Il governo ha adottato una politica di bilancio prudente, ma di fatto continua a procrastinare la soluzione ai problemi strutturali italiani
Da quando l’Italia è entrata nell’euro ha avuto davanti a sé due alternative di politica di bilancio: dare un colpo severo e definitivo al debito pubblico attraverso una manovra di bilancio che faccia emergere un avanzo primario consistente e permanente, con l’aspettativa di beneficiare di una riduzione del costo del denaro che permetta di non sacrificare troppo la crescita economica; oppure puntare su un forte sostegno alla crescita attraverso un disavanzo pubblico importante, volto a migliorare la capacità produttiva del paese e tale da far aumentare il reddito italiano in misura tale da contenere il peso del debito pubblico seppure aumentato un valore assoluto.
Di fatto, da anni l’Italia oscilla tra queste due alternative, tranne gli anni del Covid dove è stato giocoforza puntare sul disavanzo pubblico come tutti i paesi del mondo non già per sostenere una forte crescita ma per riparare a una forte caduta di reddito.
La via di mezzo
Fra queste due alternative, l’Italia ha finito sempre per scegliere la via di mezzo: nessun drastico taglio al debito pubblico per evitare di affossare l’economia; nessun vero sostegno all’economia per evitare di far crescere il debito pubblico.
E questa è stata ancora una volta la scelta del governo, che ha adottato una politica di bilancio prudente per il 2025 con un indebitamento netto che scenderà sotto il 3 per cento solo nel 2026 e un debito pubblico che oscilla sopra al 135 per cento del Pil per alcuni anni. La via di mezzo può essere considerata una scelta di saggezza, ma procrastina i problemi della nostra economia senza portare alcuna soluzione.
Tanto più che il nostro bilancio pubblico appare ostaggio di alcune scelte fatte nel passato, che sono state finanziate con interventi puntuali non ricorrenti, sicché ogni governo è poi costretto a cercare risorse finanziare non già per nuove iniziative ma per rifinanziare quelle vecchie. Si tratta essenzialmente della riduzione del cuneo fiscale che ogni governo dice di voler finanziare in via strutturale ma che poi finisce sempre per basarsi su risorse provvisorie.
E anche questo governo ha introdotto forme di finanziamento provvisorie come il “contributo” delle banche che rappresenta un anticipo d’imposta che farà calare il gettito negli anni futuri e che necessiterà, quindi, di essere sostituito da qualche altro espediente.

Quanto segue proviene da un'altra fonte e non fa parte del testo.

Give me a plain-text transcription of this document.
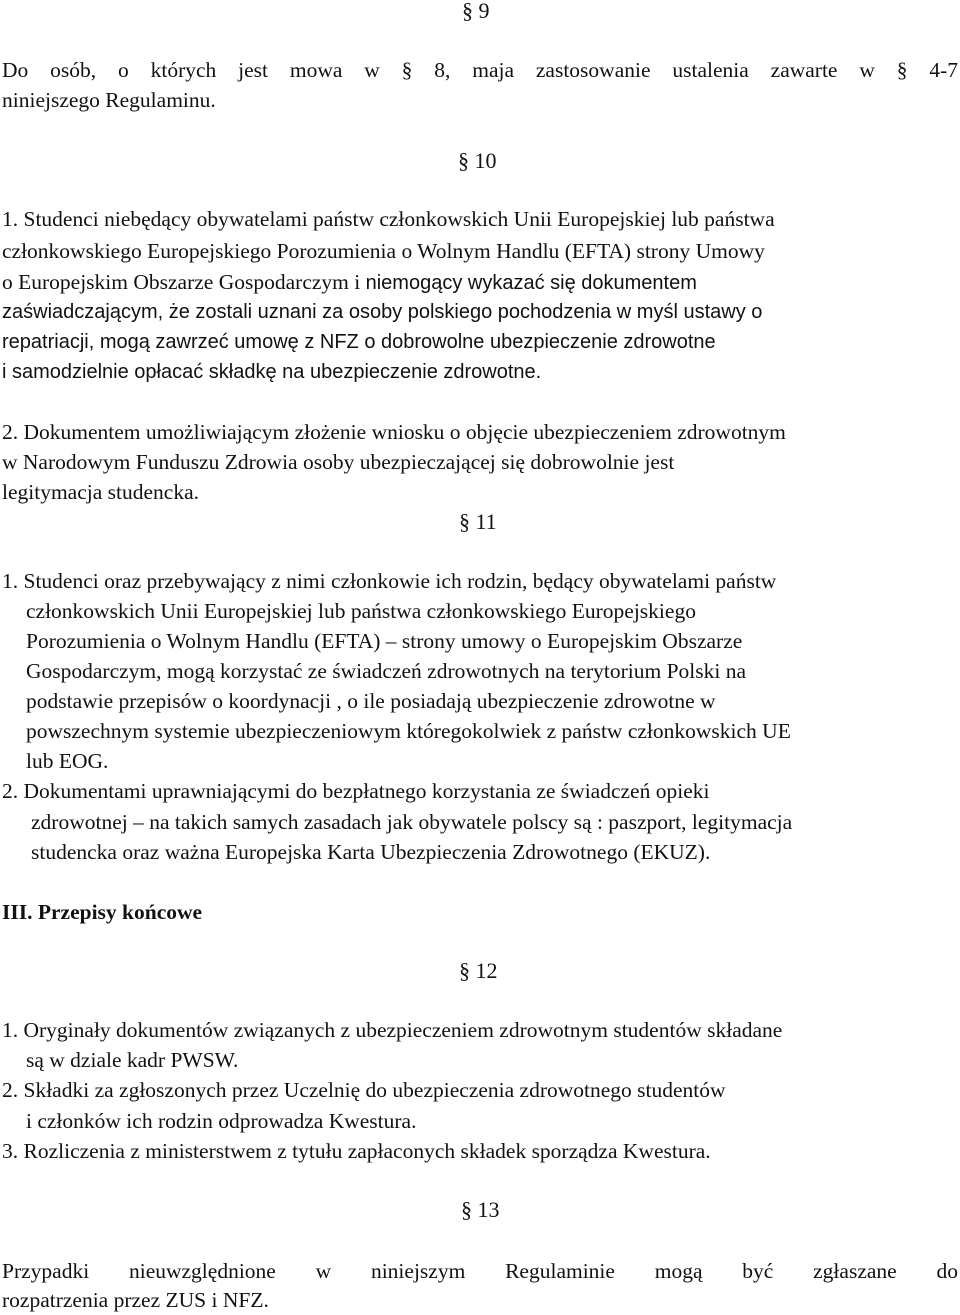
§ 9
Do osób, o których jest mowa w § 8, maja zastosowanie ustalenia zawarte w § 4-7
niniejszego Regulaminu.
§ 10
1. Studenci niebędący obywatelami państw członkowskich Unii Europejskiej lub państwa
członkowskiego Europejskiego Porozumienia o Wolnym Handlu (EFTA) strony Umowy
o Europejskim Obszarze Gospodarczym i niemogący wykazać się dokumentem
zaświadczającym, że zostali uznani za osoby polskiego pochodzenia w myśl ustawy o
repatriacji, mogą zawrzeć umowę z NFZ o dobrowolne ubezpieczenie zdrowotne
i samodzielnie opłacać składkę na ubezpieczenie zdrowotne.
2. Dokumentem umożliwiającym złożenie wniosku o objęcie ubezpieczeniem zdrowotnym
w Narodowym Funduszu Zdrowia osoby ubezpieczającej się dobrowolnie jest
legitymacja studencka.
§ 11
1. Studenci oraz przebywający z nimi członkowie ich rodzin, będący obywatelami państw
członkowskich Unii Europejskiej lub państwa członkowskiego Europejskiego
Porozumienia o Wolnym Handlu (EFTA) – strony umowy o Europejskim Obszarze
Gospodarczym, mogą korzystać ze świadczeń zdrowotnych na terytorium Polski na
podstawie przepisów o koordynacji , o ile posiadają ubezpieczenie zdrowotne w
powszechnym systemie ubezpieczeniowym któregokolwiek z państw członkowskich UE
lub EOG.
2. Dokumentami uprawniającymi do bezpłatnego korzystania ze świadczeń opieki
zdrowotnej – na takich samych zasadach jak obywatele polscy są : paszport, legitymacja
studencka oraz ważna Europejska Karta Ubezpieczenia Zdrowotnego (EKUZ).
III. Przepisy końcowe
§ 12
1. Oryginały dokumentów związanych z ubezpieczeniem zdrowotnym studentów składane
są w dziale kadr PWSW.
2. Składki za zgłoszonych przez Uczelnię do ubezpieczenia zdrowotnego studentów
i członków ich rodzin odprowadza Kwestura.
3. Rozliczenia z ministerstwem z tytułu zapłaconych składek sporządza Kwestura.
§ 13
Przypadki nieuwzględnione w niniejszym Regulaminie mogą być zgłaszane do
rozpatrzenia przez ZUS i NFZ.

Pesa sulla politica di bilancio del nostro paese un’impostazione ideologica: quella di annunciare ad ogni campagna elettorale di voler ridurre le tasse senza avere la capacità e il coraggio di ridurre la spesa pubblica. In realtà, la spesa pubblica italiana, al netto della spesa per interessi e della spesa per pensioni (entrambe difficili da toccare se non negli anni futuri), non è elevata, sicché non ci sono spazi per ridurre la spesa senza pregiudicare la qualità e la quantità di servizi offerti ai cittadini.
Squilibri permanenti
Ecco allora che la riduzione delle tasse finisce per essere riservata ai bacini elettorali del governo (come il caso dei lavoratori autonomi), l’evasione fiscale viene tollerata per avversione ideologica al fisco, il gettito si concentra su una platea ridotta di tartassati e la qualità dei servizi si degrada.
Un governo che “non vuole mettere le mani nelle tasche dei cittadini” come recita uno slogan abusato, dovrebbe avere il coraggio di puntare su un forte disavanzo pubblico nell’ipotesi che la riduzione delle imposte solleciti una crescita economica tale da ripagare la caduta di gettito.
Esempi di altri paesi hanno dimostrato che una simile manovra ha molte probabilità di fallire, generando squilibri interni ed esterni, ma ciononostante si insiste nel promettere riduzioni di imposte. E poiché non si sa e non si può incidere sulla spesa pubblica, si finisce per avere questa via di mezzo fatta di piccole riduzioni di tasse e di qualche limatura di spesa pubblica per fare spazio ad altre piccole spese che consentano al governo di turno di dichiarare che si sono soddisfatte alcune istanze ed obiettivi (riduzione delle tasse, sostegno alla famiglia, attenzione ai pensionati al minimo, ecc.).
Il piano di bilancio a medio termine che il Mef ha elaborato per questo governo proietta al 2029 un paese sempre alle prese con gli stessi problemi, con squilibri permanenti, politiche di bilancio che aggiustano al margine senza risolvere nulla.
E pensare che un simile bilancio dovrebbe disegnare un percorso programmatico per dare uno scenario di fondo a imprese e lavoratori e orientare le loro scelte. Il solo messaggio che finisce per apparire da questo esercizio previsionale è quello, molto italiano, di “arrangiatevi” e che ognuno si salvi come può.